In his § 2255 motion, petitioner raises five grounds for relief: (1) The first attorney was ineffective for misinforming petitioner that if he pled guilty he would only be held responsible for the drug quantities in the stipulation of facts and be sentenced to less than 20 years; (2) The Government breached the plea agreement by not filing a Rule 35 motion after petitioner had pled guilty and provided substantial information; (3) The first attorney was also ineffective for failing to inform petitioner that he could be held responsible for a firearm enhancement as well as a larger quantity of drugs not contained in his stipulation of facts; (4) The second attorney was ineffective for failing to provide petitioner with any defenses and for leading him to believe that withdrawing his guilty plea and going to trial would result in a minimum 30-year sentence; (5) Both attorneys were ineffective for failing to advise petitioner whether he should appeal the Court's denial of his motion to suppress.
The Seventh Circuit has held that "a waiver of a right to appeal contained within a guilty plea is enforceable," provided the waiver is knowing and voluntary. United States v. Schmidt, 47 F.3d 188, 190 (7th Cir. 1995); United States v. Feichtinger, 105 F.3d 1188, 1190 (7th Cir. 1997); see also United States v. Wenger, 58 F.3d 280, 281 (7th Cir. 1995). Similarly, the voluntariness requirement in waivers of appeal applies "with equal force" to waivers of § 2255 relief. Jones v. United States, 167 F.3d 1142, 1145 (7th Cir. 1999). Indeed, the Seventh Circuit has specifically stated that both statutory and constitutional rights can be waived in a plea agreement. Id. at 1144; United States v. Woolley, 123 F.3d 627, 631--32 (7th Cir. 1997) (citing Feichtinger, 105 F.3d at 1190).

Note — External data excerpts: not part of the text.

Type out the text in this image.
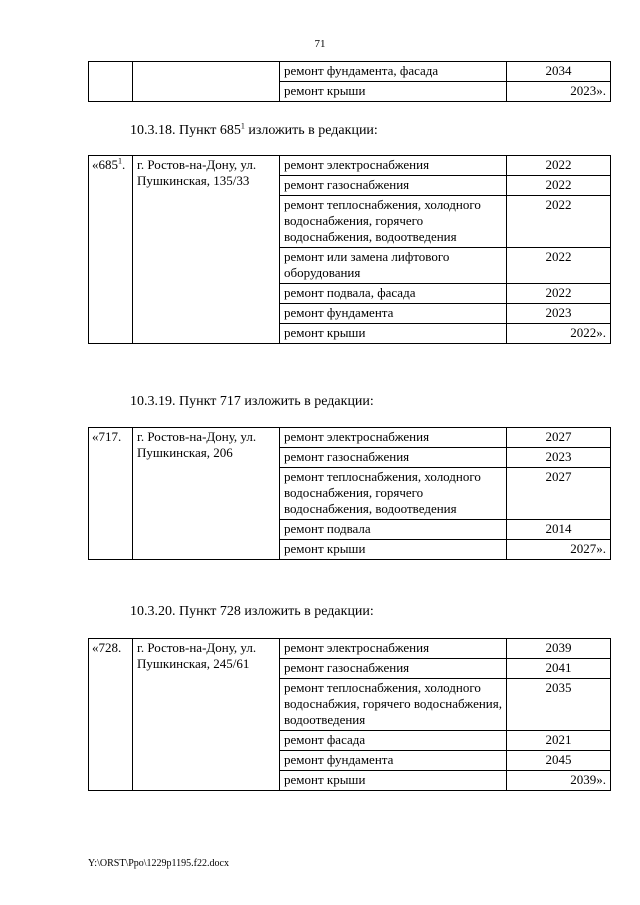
71
		ремонт фундамента, фасада	2034
		ремонт крыши	2023».
10.3.18. Пункт $685^1$ изложить в редакции:
«$685^1$.	г. Ростов-на-Дону, ул. Пушкинская, 135/33	ремонт электроснабжения	2022
		ремонт газоснабжения	2022
		ремонт теплоснабжения, холодного водоснабжения, горячего водоснабжения, водоотведения	2022
		ремонт или замена лифтового оборудования	2022
		ремонт подвала, фасада	2022
		ремонт фундамента	2023
		ремонт крыши	2022».
10.3.19. Пункт 717 изложить в редакции:
«717.	г. Ростов-на-Дону, ул. Пушкинская, 206	ремонт электроснабжения	2027
		ремонт газоснабжения	2023
		ремонт теплоснабжения, холодного водоснабжения, горячего водоснабжения, водоотведения	2027
		ремонт подвала	2014
		ремонт крыши	2027».
10.3.20. Пункт 728 изложить в редакции:
«728.	г. Ростов-на-Дону, ул. Пушкинская, 245/61	ремонт электроснабжения	2039
		ремонт газоснабжения	2041
		ремонт теплоснабжения, холодного водоснабжия, горячего водоснабжения, водоотведения	2035
		ремонт фасада	2021
		ремонт фундамента	2045
		ремонт крыши	2039».
Y:\ORST\Ppo\1229p1195.f22.docx
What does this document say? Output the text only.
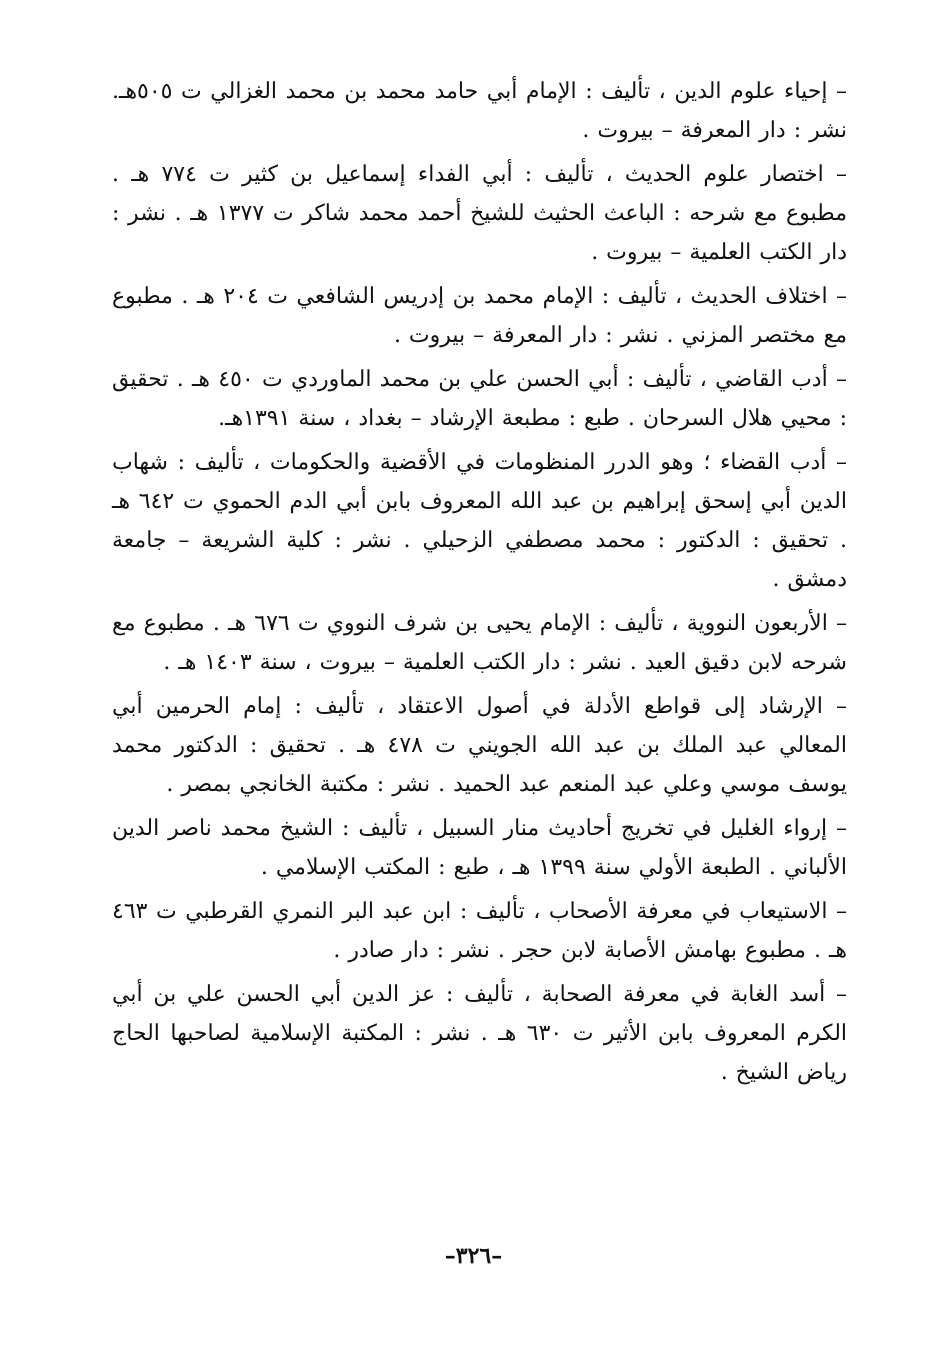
– إحياء علوم الدين ، تأليف : الإمام أبي حامد محمد بن محمد الغزالي ت ٥٠٥هـ. نشر : دار المعرفة – بيروت .

– اختصار علوم الحديث ، تأليف : أبي الفداء إسماعيل بن كثير ت ٧٧٤ هـ . مطبوع مع شرحه : الباعث الحثيث للشيخ أحمد محمد شاكر ت ١٣٧٧ هـ . نشر : دار الكتب العلمية – بيروت .

– اختلاف الحديث ، تأليف : الإمام محمد بن إدريس الشافعي ت ٢٠٤ هـ . مطبوع مع مختصر المزني . نشر : دار المعرفة – بيروت .

– أدب القاضي ، تأليف : أبي الحسن علي بن محمد الماوردي ت ٤٥٠ هـ . تحقيق : محيي هلال السرحان . طبع : مطبعة الإرشاد – بغداد ، سنة ١٣٩١هـ.

– أدب القضاء ؛ وهو الدرر المنظومات في الأقضية والحكومات ، تأليف : شهاب الدين أبي إسحق إبراهيم بن عبد الله المعروف بابن أبي الدم الحموي ت ٦٤٢ هـ . تحقيق : الدكتور : محمد مصطفي الزحيلي . نشر : كلية الشريعة – جامعة دمشق .

– الأربعون النووية ، تأليف : الإمام يحيى بن شرف النووي ت ٦٧٦ هـ . مطبوع مع شرحه لابن دقيق العيد . نشر : دار الكتب العلمية – بيروت ، سنة ١٤٠٣ هـ .

– الإرشاد إلى قواطع الأدلة في أصول الاعتقاد ، تأليف : إمام الحرمين أبي المعالي عبد الملك بن عبد الله الجويني ت ٤٧٨ هـ . تحقيق : الدكتور محمد يوسف موسي وعلي عبد المنعم عبد الحميد . نشر : مكتبة الخانجي بمصر .

– إرواء الغليل في تخريج أحاديث منار السبيل ، تأليف : الشيخ محمد ناصر الدين الألباني . الطبعة الأولي سنة ١٣٩٩ هـ ، طبع : المكتب الإسلامي .

– الاستيعاب في معرفة الأصحاب ، تأليف : ابن عبد البر النمري القرطبي ت ٤٦٣ هـ . مطبوع بهامش الأصابة لابن حجر . نشر : دار صادر .

– أسد الغابة في معرفة الصحابة ، تأليف : عز الدين أبي الحسن علي بن أبي الكرم المعروف بابن الأثير ت ٦٣٠ هـ . نشر : المكتبة الإسلامية لصاحبها الحاج رياض الشيخ .

–٣٢٦–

However, a valid appellate waiver, though binding in other respects, does not preclude judicial review of a defendant's assertion that the plea agreement itself was the product of ineffective assistance of counsel. United States v. Jemison, 237 F.3d 911, 916, n.8 (7th Cir. 2001); Jones, 167 F.3d at 1145; Mason v. United States, 211 F.3d 1065, 1069 (7th Cir. 2000).
Here, petitioner argues that counsel misled him by saying he would get a sentence of less than 20 years in exchange for his guilty plea, not informing him about the drug-quantity and firearm enhancements, and saying he would get 30-year sentence if he withdrew his plea (grounds (1), (3), and (4) above). Thus petitioner's waiver of review is inapplicable in this limited scenario. And the Seventh Circuit noted this in its denial of petitioner's appeal, saying an "ineffective-assistance claim . . . is best raised on collateral review, where a complete record can be developed." United States v. Mariscal, Jr., 365 Fed. App'x 16, 17 (7th Cir. 2010) (citing Massaro v. United States, 538 U.S. 500, 504 (2003)).
The Court ORDERS the Government to file a response to petitioner's motion (Doc. 1), attaching all relevant portions of the record, within THIRTY (30) DAYS.
IT IS SO ORDERED.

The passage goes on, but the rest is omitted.